Voltando ao Gênesis, retornando ao lugar onde o andar sobre o sem-fundo abissal é a referência, à qual se agrega a impotência cognoscente, o mover-se em direção a um outro lugar que também não nos oferece a possibilidade do antevisto. É aqui que a fé se contrapõe ao exercício theórico do conhecimento, conforme dito acima, como exercício da crença verdadeira fundamentada. A fé não é theoria, não é a objetivação dada a um sujeito que vê o objeto posto diante de si. A fé é a ação prática do mover-se sobre o abismo que separa e segrega, objetivando o reconhecimento e acolhimento.

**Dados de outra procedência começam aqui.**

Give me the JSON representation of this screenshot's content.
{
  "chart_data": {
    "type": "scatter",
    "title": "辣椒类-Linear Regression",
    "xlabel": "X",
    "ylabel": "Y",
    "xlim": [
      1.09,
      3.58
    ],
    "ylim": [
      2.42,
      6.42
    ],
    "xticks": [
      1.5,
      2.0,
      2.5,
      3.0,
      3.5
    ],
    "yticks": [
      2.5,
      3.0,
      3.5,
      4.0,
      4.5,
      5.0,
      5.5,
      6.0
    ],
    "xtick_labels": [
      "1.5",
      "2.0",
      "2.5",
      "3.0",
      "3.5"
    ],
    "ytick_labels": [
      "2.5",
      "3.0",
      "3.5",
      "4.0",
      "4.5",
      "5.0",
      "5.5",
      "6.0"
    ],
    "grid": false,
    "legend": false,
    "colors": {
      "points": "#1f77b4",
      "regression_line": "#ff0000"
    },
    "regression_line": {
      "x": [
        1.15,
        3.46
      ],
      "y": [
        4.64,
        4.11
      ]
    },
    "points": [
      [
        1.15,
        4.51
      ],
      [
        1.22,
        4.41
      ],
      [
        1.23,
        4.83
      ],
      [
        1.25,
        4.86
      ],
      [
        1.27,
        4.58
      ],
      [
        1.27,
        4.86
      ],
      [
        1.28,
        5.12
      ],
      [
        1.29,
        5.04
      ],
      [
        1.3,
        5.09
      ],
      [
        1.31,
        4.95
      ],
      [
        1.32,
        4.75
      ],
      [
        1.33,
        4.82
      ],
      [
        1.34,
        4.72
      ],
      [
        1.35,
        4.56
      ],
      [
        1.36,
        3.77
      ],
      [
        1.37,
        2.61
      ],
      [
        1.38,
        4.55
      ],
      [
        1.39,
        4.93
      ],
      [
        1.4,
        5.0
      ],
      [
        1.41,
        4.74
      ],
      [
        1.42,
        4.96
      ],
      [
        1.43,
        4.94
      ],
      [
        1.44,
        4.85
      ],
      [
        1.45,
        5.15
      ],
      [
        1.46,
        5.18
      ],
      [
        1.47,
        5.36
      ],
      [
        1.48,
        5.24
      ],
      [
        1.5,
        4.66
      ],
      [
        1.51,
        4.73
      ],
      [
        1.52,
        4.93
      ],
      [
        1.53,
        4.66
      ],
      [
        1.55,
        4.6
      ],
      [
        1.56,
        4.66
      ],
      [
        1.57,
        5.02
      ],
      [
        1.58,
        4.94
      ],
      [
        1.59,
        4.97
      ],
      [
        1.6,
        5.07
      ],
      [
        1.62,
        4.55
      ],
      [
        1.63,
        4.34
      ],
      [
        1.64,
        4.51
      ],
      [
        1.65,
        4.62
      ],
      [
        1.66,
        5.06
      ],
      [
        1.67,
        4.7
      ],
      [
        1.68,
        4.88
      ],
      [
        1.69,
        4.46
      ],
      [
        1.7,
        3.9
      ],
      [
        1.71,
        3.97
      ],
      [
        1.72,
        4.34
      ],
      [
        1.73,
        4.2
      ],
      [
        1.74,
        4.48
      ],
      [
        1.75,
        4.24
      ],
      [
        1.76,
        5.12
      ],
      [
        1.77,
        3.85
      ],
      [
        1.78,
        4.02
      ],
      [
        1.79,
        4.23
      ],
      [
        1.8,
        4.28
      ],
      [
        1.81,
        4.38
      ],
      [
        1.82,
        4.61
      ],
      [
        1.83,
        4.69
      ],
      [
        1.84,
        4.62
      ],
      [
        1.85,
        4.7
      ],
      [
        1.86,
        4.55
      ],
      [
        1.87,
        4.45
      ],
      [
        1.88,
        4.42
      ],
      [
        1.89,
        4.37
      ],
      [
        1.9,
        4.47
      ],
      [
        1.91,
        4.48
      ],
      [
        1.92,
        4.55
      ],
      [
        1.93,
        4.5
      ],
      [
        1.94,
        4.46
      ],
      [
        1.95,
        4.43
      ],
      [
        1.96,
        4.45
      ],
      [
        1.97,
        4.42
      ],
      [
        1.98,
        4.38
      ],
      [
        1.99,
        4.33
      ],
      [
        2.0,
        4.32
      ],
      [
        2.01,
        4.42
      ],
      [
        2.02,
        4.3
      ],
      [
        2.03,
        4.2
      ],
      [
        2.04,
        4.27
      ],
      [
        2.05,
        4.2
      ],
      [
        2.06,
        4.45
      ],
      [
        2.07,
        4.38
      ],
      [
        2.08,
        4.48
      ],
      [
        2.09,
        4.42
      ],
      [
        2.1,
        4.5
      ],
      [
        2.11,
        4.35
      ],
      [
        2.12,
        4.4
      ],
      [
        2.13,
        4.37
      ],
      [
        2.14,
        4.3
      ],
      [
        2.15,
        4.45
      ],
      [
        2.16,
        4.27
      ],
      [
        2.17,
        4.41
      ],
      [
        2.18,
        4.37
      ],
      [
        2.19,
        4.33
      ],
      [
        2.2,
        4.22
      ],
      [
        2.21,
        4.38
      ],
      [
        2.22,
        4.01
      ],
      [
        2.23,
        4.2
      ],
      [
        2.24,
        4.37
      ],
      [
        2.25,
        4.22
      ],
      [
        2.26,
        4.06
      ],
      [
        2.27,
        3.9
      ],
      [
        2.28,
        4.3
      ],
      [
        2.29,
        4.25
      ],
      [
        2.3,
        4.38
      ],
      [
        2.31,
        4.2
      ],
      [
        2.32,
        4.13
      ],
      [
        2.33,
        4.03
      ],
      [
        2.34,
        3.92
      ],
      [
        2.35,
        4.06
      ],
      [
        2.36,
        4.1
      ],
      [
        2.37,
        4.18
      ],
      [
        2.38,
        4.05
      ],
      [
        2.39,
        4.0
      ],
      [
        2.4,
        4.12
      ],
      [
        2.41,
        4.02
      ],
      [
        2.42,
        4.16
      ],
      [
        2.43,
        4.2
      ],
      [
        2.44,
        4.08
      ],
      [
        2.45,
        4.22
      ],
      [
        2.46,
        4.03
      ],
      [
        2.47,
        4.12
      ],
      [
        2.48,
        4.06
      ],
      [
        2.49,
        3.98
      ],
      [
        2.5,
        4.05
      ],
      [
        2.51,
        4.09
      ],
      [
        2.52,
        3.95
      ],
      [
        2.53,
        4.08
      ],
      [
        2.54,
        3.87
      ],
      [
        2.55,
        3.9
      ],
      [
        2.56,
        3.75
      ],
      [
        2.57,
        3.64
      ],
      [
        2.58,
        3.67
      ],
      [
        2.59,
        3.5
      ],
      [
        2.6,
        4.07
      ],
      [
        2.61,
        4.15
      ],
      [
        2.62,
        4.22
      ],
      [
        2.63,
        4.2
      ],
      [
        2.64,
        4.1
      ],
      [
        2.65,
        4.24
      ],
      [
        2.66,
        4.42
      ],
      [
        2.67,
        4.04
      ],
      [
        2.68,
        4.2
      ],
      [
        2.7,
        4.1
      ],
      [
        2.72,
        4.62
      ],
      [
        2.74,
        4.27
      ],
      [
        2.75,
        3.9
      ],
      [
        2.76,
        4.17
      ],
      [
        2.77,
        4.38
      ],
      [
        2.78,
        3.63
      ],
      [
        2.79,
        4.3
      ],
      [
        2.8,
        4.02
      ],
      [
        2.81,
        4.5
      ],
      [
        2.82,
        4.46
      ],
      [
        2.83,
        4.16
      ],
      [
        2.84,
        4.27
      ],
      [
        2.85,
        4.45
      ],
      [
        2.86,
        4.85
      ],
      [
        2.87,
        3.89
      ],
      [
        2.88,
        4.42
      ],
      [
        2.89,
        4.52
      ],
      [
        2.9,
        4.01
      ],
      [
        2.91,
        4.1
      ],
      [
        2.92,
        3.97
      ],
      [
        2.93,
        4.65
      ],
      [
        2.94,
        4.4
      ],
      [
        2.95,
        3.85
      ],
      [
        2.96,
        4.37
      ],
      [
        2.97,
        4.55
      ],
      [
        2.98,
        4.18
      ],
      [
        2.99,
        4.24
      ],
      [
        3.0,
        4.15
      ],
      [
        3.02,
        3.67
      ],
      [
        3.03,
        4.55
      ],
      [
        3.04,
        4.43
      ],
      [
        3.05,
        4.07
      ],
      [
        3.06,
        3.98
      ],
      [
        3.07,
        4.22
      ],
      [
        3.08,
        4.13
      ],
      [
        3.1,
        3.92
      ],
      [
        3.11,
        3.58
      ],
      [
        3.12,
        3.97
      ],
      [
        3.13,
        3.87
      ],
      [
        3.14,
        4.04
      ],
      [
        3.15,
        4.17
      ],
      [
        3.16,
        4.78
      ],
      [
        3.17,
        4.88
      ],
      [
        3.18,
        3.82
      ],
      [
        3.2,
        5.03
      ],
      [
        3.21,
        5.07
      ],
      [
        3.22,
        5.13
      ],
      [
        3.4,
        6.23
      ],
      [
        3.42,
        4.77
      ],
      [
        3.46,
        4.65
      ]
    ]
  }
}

O conhecimento, por sua vez, é a pretensão do olhar de deus, a divinização do humano que se coloca ali como aquele que, supostamente, pode apreender, desnudar, desvelar, explicar, controlar e impor ao objeto um interesse humano. No Gênesis, após o “pecado original”, lemos que Deus diz: “agora o homem é como um de nós, conhecedor do bem e do mal.” Não é o conhecimento que, aqui, se torna problemático, mas a pretensa divinização do humano. O projeto humano de obter o pleno e total conhecimento sobre tudo, cobrindo o abismo com a laje do saber. O sobre-humano prometeico que se quer igual a deus sem Deus.


Neste sentido que a fé difere da razão: a fé assume o abismo e a impotência, associada ao risco de morte, diante do abismo, faceado pela dependência a um outro, a fim de que o aparente não consuma a certeza invisível; a razão crê na ilimitação de sua potencialidade, na soberania de sua individualidade e no poder de suas competências, suficientes para suplantar o que o inibe. A razão é arrogante, como diria Agostinho, enquanto a fé é humilde.


O confronto entre razão e fé se dá, portanto, no campo da arrogância e humildade, no campo da distância e sujeito ao objeto e na proximidade do que se expõe a si mesmo à morte. A fé é a dimensão do esvaziamento e acolhimento do outro, no reconhecimento de nosso mútua humanidade; a razão é a dimensão da hipertrofia do ego pela autarquia e a tirania do sujeito que submete tudo como coisa apropriável. A fé é um risco absurdo dada a loucura, enquanto a razão é cálculo de poder de dominação.